A: Representative L-type Ca currents (ICa) recorded at 0 mV from Sham (left) and CAL (right) myocytes. B: Mean (± SEM) ICa density-voltage relations from Sham (circles, n = 50/15) and CAL (squares, n = 41/15) myocytes. C: Representative Western blots of Sham (S) and CAL lysates probed with antibodies against LTCC (top) or GAPDH (bottom). D: Representative whole-cell Ca transients from Sham (grey line) and CAL (black line) myocytes during field stimulation (left); the right panel shows the early rise on an expanded time scale. E: Mean (± SEM) peak ΔF/F0, time to peak (TTP), and rate of rise (ΔF/F0.ms− 1) of the Ca transient in Sham (open bars, n = 10) and CAL (filled bars, n = 16) myocytes. ⁎⁎⁎p < 0.001 vs Sham.

Table 1.

Membrane capacitance and characteristics of ICa measured at 0 mV in intact (A) and detubulated (B) Sham and CAL myocytes (before correction for incomplete detubulation).

Sham CAL
A: ICa properties recorded in intact myocytes
n (cells) 37 33
Capacity (pF) 260 ± 9 365 ± 13⁎⁎⁎
Peak ICa (pA) − 1561 ± 81 − 2056 ± 74⁎⁎⁎
Peak ICa (pA/pF) − 6.0 ± 0.2 − 5.8 ± 0.3
ICa inactivation
Taufast 23.9 ± 1.0 23.0 ± 1.1
Tauslow 97.2 ± 1.9 93.9 ± 2.4



B: ICa properties recorded in detubulated myocytes
n (cells) 28 31
Capacity (pF) 178 ± 9 ††† 271 ± 10 ⁎⁎⁎,†††
Peak ICa (pA) − 699 ± 31 ††† − 1465 ± 98 ⁎⁎⁎,†††
Peak ICa (pA/pF) − 4.0 ± 0.2 ††† − 5.4 ± 0.3⁎⁎⁎
ICa inactivation
Taufast 26.3 ± 1.1 23.2 ± 1.0
Tauslow 110.0 ± 3.4 ††† 103.6 ± 4.0

⁎⁎p < 0.01. vs Sham.

†† p < 0.01 vs control (intact) myocytes.

p < 0.05 vs Sham.

⁎⁎⁎

p < 0.001 vs Sham.

p < 0.05 vs control (intact) myocytes.

†††

p < 0.001 vs control (intact) myocytes.

3.3. Effect of CAL on ICa distribution between the t-tubular and surface membranes

We have previously shown that it is possible to dissect the relative densities of ICa in the t-tubule and surface membranes using osmotic detubulation (DT; [5,8]) which physically and functionally disconnects t-tubules from the surface membrane. The fractional decrease in cell capacitance following DT was not significantly different between the two groups (Sham, ~ 31.4%; CAL, ~ 25.8%; both p < 0.001 vs control). The efficacy of DT was confirmed by the decrease in internal membrane staining with di-8-ANEPPS, from 39 ± 4% to 6 ± 1% of cell area in Sham cells, and from 42 ± 5% to 7 ± 1% in CAL cells. Thus, the DT protocol disconnected ~ 84% of t-tubules in both cell types.

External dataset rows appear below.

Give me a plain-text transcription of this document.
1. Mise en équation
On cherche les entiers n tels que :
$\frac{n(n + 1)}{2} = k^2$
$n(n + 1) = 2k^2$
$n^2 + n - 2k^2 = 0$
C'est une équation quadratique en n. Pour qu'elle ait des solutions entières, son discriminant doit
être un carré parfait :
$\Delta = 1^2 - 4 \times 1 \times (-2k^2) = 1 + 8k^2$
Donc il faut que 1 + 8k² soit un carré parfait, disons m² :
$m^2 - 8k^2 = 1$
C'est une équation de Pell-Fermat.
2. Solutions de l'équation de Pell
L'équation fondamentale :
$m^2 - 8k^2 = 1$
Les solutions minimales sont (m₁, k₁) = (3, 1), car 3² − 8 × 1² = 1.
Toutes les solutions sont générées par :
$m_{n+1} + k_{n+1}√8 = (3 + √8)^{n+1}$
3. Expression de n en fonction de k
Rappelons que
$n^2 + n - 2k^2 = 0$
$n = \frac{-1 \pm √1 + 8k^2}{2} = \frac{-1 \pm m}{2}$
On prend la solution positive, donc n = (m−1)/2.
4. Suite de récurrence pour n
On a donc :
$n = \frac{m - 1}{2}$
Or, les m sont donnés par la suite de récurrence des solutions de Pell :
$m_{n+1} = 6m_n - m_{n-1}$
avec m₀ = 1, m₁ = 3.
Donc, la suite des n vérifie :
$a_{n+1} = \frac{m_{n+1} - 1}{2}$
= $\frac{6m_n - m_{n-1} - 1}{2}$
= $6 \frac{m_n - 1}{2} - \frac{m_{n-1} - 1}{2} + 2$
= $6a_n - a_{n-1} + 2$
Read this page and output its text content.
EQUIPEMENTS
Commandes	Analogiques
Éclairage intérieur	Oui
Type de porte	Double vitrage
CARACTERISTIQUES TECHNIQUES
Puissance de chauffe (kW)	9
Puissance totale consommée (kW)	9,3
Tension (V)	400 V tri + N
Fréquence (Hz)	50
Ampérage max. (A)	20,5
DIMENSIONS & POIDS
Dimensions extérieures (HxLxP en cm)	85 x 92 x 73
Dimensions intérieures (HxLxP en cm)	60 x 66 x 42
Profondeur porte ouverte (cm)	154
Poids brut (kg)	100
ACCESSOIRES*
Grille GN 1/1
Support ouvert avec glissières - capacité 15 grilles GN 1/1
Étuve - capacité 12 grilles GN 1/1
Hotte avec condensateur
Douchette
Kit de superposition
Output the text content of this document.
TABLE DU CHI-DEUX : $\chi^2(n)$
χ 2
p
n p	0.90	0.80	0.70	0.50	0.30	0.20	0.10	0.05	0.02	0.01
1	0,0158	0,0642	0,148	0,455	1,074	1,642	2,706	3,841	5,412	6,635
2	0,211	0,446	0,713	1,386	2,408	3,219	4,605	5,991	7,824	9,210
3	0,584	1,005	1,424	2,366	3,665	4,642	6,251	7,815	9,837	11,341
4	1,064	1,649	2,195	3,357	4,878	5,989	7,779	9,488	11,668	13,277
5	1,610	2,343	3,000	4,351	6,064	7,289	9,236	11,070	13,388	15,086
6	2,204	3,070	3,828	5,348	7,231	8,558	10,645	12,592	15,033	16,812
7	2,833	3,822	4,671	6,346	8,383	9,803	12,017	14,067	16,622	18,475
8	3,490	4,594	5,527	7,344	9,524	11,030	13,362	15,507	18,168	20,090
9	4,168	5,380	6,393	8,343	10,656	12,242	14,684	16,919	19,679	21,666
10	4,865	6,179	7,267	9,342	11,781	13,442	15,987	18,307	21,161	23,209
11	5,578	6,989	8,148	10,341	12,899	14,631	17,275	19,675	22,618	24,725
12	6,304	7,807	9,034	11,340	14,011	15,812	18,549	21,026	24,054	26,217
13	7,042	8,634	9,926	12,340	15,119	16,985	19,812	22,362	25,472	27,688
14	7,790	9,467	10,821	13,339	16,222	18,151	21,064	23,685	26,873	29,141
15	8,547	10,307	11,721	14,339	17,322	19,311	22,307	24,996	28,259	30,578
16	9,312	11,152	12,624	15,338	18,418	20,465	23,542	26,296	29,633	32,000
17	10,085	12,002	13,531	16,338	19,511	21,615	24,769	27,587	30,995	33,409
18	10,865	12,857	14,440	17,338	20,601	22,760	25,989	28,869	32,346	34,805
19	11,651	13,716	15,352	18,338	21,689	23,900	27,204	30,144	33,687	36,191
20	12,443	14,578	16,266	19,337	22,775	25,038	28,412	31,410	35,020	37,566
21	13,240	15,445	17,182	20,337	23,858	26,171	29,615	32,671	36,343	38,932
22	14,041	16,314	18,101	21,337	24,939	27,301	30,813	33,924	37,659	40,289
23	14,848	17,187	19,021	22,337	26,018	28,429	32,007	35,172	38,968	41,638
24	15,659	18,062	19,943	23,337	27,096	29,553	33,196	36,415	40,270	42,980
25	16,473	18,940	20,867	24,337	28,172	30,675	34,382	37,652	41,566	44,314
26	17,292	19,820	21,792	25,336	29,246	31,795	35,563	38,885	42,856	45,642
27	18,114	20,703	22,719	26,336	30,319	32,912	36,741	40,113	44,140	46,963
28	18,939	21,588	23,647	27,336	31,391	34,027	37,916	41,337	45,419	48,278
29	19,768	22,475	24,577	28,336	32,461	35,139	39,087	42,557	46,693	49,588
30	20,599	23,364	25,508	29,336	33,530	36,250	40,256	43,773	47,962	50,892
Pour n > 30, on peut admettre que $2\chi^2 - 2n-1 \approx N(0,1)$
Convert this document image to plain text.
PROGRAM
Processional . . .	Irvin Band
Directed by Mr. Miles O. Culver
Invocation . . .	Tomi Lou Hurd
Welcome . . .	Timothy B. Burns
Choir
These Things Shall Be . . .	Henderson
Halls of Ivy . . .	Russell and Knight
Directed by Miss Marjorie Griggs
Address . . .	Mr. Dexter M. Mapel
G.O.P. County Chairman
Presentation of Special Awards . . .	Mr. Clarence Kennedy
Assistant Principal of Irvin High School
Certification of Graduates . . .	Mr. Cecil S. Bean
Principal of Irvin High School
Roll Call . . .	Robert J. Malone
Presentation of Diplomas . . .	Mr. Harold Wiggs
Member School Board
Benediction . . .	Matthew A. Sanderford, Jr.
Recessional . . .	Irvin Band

Fig. 3 shows representative records of absolute ICa recorded from intact and DT Sham (A) and CAL (B) myocytes, showing that DT resulted in loss of ICa in both groups of cells. In Sham myocytes, DT caused a greater decrease of ICa (55.2% at 0 mV) than cell capacitance (31.4%), resulting in a 32.6% decrease in ICa density (p < 0.001; Table 1 and Fig. 3C). The lower ICa density in DT cells shows that ICa is lower in the surface membrane than in the t-tubules. However, in CAL myocytes, DT caused a similar decrease of ICa (28.7% at 0 mV) and cell capacitance (25.8%), and thus little change in ICa density (− 7.5%; ns; Table 1 and Fig. 3D); this shows that ICa is more uniformly distributed between the t-tubule and surface membranes in these cells. However, ICa recorded from DT myocytes will include ICa from the remaining ~ 16% of t-tubules (above). We therefore corrected ICa recorded from DT myocytes for ICa in the remaining t-tubules, assuming that they have the same current density as those disconnected by DT in each group (see Methods). Fig. 3F shows ICa density in the surface and t-tubule membranes after correction: in Sham myocytes, ICa density in the t-tubules was significantly larger (× 3.2) than at the cell surface (− 10.53 vs − 3.28 pA/pF), while in CAL myocytes, ICa density was not significantly different (× 1.2) in the t-tubule and surface membranes (− 6.28 vs − 5.34 pA/pF). The corresponding ratios before correction were × 2.7 and × 1.2, respectively. In CAL myocytes, t-tubular ICa density was significantly lower, and surface membrane ICa density significantly higher, than in Sham. Thus in Sham myocytes, ICa density in the t-tubules is higher than in the surface membrane, as reported previously [5]; however, in CAL myocytes, ICa is uniformly distributed between the t-tubule and surface membranes due to a decrease in ICa density in the t-tubules and an increase at the cell surface.

Fig. 3.

Fig. 3

Sub-cellular distribution of ICa in CAL myocytes.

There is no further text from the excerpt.